GOFMAN: It worked this way. Spoff English and I were graduate students together in Chemistry. Both of us worked with Seaborg. Spoff had elected to give up his assistant professorship in Berkeley Chemistry and had gone back in the [Atomic Energy] Commission with Seaborg and had moved up to a higher position. He called me up one day: "Chuck Dunham's moving over to the National Academy of Medicine; whom shall we choose for the head of Biology and Medicine?" I said, "John Totter is your man," and he was appointed. That's how it worked.

He later said some nasty things about me, and probably doesn't know that it was because of my recommendation that he became the head of Biology and Medicine.

So I called up John Totter. He and Spoff English were on the phone. Yeah, Spoff, I knew very well; we were graduate students together. I said, "[I] understand you're unhappy about Tamplin's report on the Sternglass issue." They said, "Oh no, we're not unhappy about that. But we think that the Bulletin of Atomic Scientists is not the place to put it. It ought to be in some more restricted genetics journal."

I said, "Gee whiz, this is a public fanfare; what could make more sense than to put [the work] in the Bulletin of Atomic Scientists?
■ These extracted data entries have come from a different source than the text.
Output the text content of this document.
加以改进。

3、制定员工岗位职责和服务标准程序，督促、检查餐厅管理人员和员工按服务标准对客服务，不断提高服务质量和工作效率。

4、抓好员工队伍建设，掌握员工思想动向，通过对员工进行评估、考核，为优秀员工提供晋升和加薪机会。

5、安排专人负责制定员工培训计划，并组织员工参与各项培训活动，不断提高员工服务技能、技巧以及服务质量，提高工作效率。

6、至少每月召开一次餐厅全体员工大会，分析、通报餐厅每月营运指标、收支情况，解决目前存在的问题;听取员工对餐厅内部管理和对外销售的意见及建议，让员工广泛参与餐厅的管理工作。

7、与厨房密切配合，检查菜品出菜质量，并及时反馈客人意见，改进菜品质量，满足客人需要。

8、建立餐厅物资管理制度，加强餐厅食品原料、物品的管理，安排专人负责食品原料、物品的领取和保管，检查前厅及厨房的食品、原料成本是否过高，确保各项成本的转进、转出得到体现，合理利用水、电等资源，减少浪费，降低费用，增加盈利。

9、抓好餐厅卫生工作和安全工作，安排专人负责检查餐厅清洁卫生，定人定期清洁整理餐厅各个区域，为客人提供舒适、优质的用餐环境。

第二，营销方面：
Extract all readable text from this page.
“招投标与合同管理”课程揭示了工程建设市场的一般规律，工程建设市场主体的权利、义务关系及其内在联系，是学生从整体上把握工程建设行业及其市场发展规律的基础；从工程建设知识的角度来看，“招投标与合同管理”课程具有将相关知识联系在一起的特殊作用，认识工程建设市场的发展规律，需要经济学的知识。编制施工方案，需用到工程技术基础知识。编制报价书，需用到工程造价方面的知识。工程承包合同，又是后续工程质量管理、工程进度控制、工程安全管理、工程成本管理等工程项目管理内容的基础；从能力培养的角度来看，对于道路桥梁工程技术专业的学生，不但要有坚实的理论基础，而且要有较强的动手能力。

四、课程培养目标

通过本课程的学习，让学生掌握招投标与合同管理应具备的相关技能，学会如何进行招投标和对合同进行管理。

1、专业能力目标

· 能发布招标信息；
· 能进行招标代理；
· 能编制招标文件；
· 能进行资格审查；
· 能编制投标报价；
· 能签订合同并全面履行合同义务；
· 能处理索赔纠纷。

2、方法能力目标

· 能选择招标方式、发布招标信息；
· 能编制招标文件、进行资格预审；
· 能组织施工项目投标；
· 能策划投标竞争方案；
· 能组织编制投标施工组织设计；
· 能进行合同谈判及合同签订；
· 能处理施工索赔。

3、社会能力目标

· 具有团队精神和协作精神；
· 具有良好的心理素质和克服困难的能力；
The public can see it." "No, no, we think it ought to be in the genetics journal." And I blew up and I said, "Look, John and Spoff, what you want is a whitewash, and you can go to hell." I said that. It's not the most politic thing to say, but you know, that was so damn blatant that I just couldn't take it.

Then I saw Mike May. "Did you talk to John Totter?" [he asked,] and I said, "Yes." He said, "How did it turn out?" [I said,] "I told John Totter to go to hell," and it was awful, nothing else was said. That blew over, too.
GOURLEY: So, now all of this was around 1969.
GOFMAN: Yes, around 1969. Then two things happened in '69. One, I got an invitation from the Institute for Electrical and Electronics Engineers to give one of the plenary addresses at their annual meeting, which was to be on nuclear matters and it was to be in San Francisco. One of my engineers got me the invitation. I said, "Sure, I'll do it."

Another thing happened: There was going be a symposium on nuclear power. The AAAS was going to hold it and whoever was the chairman of that thing asked if I'd give a talk there. I said, "Well, that's on nuclear power; Tamplin is far more versed in the details of the hazard there. Why don't you extend the invitation to Tamplin?" So they said they would, and they did.

Then I gave my talk to the Institute for Electrical and Electronics Engineers. By the way, whatever you heard about l'enfant terrible, like myself, the paper [I] gave there, the most conciliatory, modest, soft-pedaled paper, where we suggested there was a danger [of] something [like] 16 or 32 thousand deaths per year, if everybody got the allowable dose.